PRX Energy (Aug 2023)
Discontinuous Jump Behavior of the Energy Conversion in Wind Energy Systems
Abstract
The power conversion process of a wind turbine can be characterized by a stochastic differential equation (SDE) of the power output conditioned to certain fixed wind speeds. An analogous approach can also be applied to the mechanical loads on a wind turbine, such as generator torque. The constructed SDE consists of the deterministic and stochastic terms, the latter corresponding to the highly fluctuating behavior of the wind turbine (power output of a wind turbine or wind speed). Here we show how advanced stochastic analysis of the noise contribution can be used to show different operating modes of the conversion process of a wind turbine. The parameters of the SDE, known as Kramers-Moyal coefficients, are estimated directly from the measurement data. Clear evidence is found that both continuous diffusion noise and discontinuous jump noise are present.
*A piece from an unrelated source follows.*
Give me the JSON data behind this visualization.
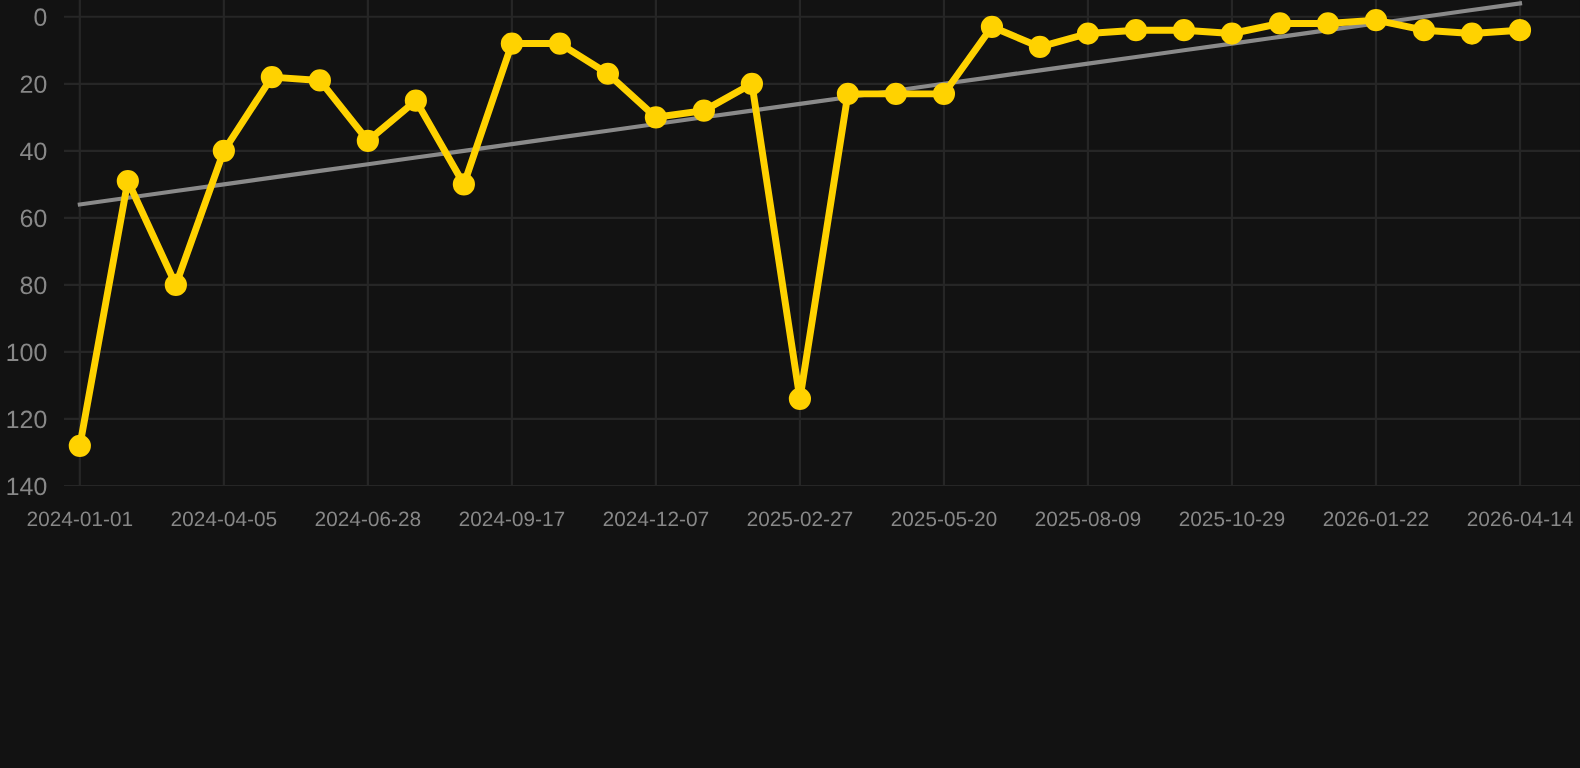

The difference in the noise contributions indicates different operational regions. In particular, we observe that the jump character or discontinuity in power production has a significant contribution in the regions where the control system switches strategies. We find that there is a high increase in jump amplitude near the transition to the rated region, and the switching strategies cannot result in a smooth transition. The proposed analysis provides new insights into the control strategies of the wind turbine.